The Bluest Eye Is a delicately and beautifully woven web of prose. Morrison adds texture and life to a tale of oppresion and depression. Although the evocative style and highly-motivated narration creates a seamless story, the sheer bleakness and unredeemability of this text can make for a heavy read.
Power Reviewer
Cloggie Downunder

hard to relate to
The Bluest Eye is the first novel by American author Toni Morrison. It is set in 1941 in the small town of Lorain, Ohio, and tells the story of an 11-year-old Negro girl, Pecola Breedlove, who becomes pregnant to her father Cholly. Pecola’s family and environment is such that she is certain she is ugly; so convinced of this is she, that she wishes for blue eyes, believing this is the only thing that will relieve her ugliness. Narrated in part by a 9-year-old neighbourhood girl, Claudia, the perspective of young girls in this situation is novel. Some chapters detail the history of Cholly and Mrs Breedlove, giving some clues as to how this crippled and crippling family evolved. This reissue of Morrison’s first novel includes a new Forward by the author wherein she explains what she was trying to achieve.

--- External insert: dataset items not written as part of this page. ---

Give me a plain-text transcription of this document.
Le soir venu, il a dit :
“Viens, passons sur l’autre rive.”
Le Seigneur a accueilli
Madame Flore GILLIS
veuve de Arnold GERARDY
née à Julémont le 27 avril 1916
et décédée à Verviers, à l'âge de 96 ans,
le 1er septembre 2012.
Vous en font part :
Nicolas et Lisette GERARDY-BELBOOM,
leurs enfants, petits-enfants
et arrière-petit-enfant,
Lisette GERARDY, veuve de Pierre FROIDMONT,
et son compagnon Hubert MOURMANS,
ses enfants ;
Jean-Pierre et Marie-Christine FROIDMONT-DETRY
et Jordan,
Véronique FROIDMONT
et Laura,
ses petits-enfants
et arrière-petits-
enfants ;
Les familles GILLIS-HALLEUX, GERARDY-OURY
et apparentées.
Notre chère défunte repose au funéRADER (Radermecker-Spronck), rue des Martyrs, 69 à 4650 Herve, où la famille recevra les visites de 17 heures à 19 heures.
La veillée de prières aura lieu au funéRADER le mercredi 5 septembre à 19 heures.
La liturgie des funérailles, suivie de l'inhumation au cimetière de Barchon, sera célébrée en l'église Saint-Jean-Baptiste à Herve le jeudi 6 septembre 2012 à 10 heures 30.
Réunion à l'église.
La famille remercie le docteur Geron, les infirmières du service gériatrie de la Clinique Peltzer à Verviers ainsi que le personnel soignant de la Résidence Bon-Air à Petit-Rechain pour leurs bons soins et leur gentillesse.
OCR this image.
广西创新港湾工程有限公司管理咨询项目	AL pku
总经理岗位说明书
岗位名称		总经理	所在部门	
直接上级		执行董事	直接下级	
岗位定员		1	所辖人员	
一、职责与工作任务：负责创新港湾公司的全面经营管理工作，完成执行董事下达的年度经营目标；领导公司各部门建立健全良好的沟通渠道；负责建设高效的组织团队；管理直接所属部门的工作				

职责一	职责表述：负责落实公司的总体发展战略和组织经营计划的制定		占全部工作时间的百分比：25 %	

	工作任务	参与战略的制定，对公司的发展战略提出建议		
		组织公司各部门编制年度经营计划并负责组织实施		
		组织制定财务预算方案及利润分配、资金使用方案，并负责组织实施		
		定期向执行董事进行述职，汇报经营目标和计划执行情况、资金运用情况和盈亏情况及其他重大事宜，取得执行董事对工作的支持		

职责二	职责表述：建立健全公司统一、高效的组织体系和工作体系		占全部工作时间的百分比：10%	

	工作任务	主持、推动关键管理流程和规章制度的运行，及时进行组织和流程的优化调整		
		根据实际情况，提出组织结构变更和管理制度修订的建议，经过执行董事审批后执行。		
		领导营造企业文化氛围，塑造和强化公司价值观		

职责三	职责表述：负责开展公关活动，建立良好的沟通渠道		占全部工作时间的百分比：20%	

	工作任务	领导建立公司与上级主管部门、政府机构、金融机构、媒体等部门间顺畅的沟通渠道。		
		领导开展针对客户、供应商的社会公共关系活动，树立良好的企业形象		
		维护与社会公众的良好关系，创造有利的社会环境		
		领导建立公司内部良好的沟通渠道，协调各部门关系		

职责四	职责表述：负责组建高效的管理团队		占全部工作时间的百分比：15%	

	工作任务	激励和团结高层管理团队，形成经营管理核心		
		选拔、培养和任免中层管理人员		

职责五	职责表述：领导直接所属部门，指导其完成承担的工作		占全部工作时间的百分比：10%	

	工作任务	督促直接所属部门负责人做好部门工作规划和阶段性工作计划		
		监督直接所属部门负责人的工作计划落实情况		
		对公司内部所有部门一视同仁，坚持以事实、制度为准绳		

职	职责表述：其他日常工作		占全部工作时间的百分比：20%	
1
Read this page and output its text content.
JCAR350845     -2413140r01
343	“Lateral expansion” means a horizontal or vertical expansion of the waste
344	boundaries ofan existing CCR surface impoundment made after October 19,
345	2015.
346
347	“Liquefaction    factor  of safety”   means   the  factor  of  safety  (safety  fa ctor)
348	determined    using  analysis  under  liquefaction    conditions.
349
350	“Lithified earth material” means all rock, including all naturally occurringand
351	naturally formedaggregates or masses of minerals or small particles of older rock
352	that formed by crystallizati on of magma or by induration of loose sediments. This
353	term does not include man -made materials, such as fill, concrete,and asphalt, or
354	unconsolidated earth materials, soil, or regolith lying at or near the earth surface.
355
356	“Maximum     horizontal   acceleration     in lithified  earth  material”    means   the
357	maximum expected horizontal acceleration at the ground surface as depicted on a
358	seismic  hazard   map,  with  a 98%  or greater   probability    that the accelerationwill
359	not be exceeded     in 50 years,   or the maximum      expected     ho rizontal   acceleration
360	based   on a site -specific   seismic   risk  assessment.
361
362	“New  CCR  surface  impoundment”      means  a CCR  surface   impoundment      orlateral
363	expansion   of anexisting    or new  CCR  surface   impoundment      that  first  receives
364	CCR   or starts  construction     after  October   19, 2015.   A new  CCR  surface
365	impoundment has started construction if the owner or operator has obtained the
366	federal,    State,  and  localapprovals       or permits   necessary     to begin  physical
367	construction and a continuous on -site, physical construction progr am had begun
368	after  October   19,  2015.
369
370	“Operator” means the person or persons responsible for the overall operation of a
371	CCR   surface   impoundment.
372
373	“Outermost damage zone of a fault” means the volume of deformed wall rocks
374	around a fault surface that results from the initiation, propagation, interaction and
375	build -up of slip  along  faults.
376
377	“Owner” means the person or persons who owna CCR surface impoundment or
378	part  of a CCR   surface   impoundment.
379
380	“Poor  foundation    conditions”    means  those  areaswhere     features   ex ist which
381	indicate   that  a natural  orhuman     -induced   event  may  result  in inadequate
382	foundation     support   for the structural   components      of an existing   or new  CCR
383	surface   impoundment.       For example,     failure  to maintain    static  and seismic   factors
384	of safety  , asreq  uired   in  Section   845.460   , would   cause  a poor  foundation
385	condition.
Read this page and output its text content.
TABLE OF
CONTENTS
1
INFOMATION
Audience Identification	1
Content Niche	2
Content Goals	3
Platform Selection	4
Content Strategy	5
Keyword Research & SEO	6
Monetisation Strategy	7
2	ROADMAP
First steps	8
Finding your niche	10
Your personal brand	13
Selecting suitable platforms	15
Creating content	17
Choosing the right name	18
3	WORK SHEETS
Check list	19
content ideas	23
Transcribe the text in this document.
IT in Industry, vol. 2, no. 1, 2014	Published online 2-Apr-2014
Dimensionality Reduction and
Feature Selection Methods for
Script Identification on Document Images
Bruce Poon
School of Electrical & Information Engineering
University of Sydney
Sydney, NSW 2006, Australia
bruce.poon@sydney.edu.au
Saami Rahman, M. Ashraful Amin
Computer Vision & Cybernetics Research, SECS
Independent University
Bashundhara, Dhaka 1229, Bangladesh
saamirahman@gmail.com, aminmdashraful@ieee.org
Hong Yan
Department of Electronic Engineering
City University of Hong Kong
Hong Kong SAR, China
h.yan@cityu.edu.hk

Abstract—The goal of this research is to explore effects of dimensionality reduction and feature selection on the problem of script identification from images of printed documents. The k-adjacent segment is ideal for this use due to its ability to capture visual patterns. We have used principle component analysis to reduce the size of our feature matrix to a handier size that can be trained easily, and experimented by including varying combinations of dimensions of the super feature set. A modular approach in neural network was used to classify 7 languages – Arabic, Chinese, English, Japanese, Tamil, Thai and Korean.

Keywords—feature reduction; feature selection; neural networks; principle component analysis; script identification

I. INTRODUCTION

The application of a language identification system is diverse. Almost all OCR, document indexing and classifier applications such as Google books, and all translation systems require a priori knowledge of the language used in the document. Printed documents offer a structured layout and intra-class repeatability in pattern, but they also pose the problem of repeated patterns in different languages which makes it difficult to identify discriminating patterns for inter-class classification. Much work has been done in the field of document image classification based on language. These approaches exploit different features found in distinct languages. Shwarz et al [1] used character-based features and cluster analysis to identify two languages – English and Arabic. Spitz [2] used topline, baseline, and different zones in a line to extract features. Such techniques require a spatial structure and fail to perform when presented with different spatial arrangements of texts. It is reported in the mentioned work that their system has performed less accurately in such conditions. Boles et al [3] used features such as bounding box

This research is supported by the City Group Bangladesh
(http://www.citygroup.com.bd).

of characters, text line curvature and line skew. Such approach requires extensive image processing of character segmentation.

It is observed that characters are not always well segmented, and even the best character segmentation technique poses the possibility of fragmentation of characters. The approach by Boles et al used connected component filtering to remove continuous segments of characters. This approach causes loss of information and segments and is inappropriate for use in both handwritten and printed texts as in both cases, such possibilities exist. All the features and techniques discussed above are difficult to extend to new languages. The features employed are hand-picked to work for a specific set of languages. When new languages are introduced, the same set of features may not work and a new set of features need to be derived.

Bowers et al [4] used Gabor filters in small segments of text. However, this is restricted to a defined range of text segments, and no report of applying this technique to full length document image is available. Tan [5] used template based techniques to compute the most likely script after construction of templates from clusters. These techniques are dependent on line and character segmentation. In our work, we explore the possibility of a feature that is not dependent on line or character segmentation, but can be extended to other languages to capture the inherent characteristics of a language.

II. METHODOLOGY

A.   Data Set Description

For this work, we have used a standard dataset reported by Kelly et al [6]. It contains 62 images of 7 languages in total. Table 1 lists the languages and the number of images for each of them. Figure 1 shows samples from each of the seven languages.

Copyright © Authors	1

Some of the prose is quite stunning: “Love is never any better than the lover. Wicked people love wickedly, violent people love violently, weak people love weakly, stupid people love stupidly, but the love of a free man is never safe. There is no gift for the beloved.” The prose may be beautiful, but as a Dutch-born Caucasian living in Australia with a limited experience of the Negro, I found it difficult to relate to this book.
afroman

It was o.k
The bluest eye displays extremely well the toils and pitfalls of being black in 1940's America. Although slavery was abolished at this point, stigma was still in place for being black. The struggle that Pecola faces in the novel is one that can be represented to each and everyone of us in our everyday lives. Beauty is what people are rated on, in today's society, and it is a shame. Being ugly puts you at a disadvantage, portrayed in the novel and life itself.
penny lane

A SIMPLE BOOK! The only profound effect it might make on someone would have to take effect on someone who has experienced the same type of pains as the characters. I was not terribly bored, yet I would not neccessarily recomend it. Though, I am only a 18-yr. old white girl without the experience of a segregated society. Even without the experience, I do not feel I have been enlightened to anything new.
jacki

i thought this book was pretty good. Although the sexual abuse and language was hard to read about. But, other than that I thought that this was a good book and it had a good ending.
cal

yea i um thought it was an al rite bk. cuz it was to long for me but the story was good
Tracy Henderson

Porn, rape molest
This book is disgusting portrayal of pedophila!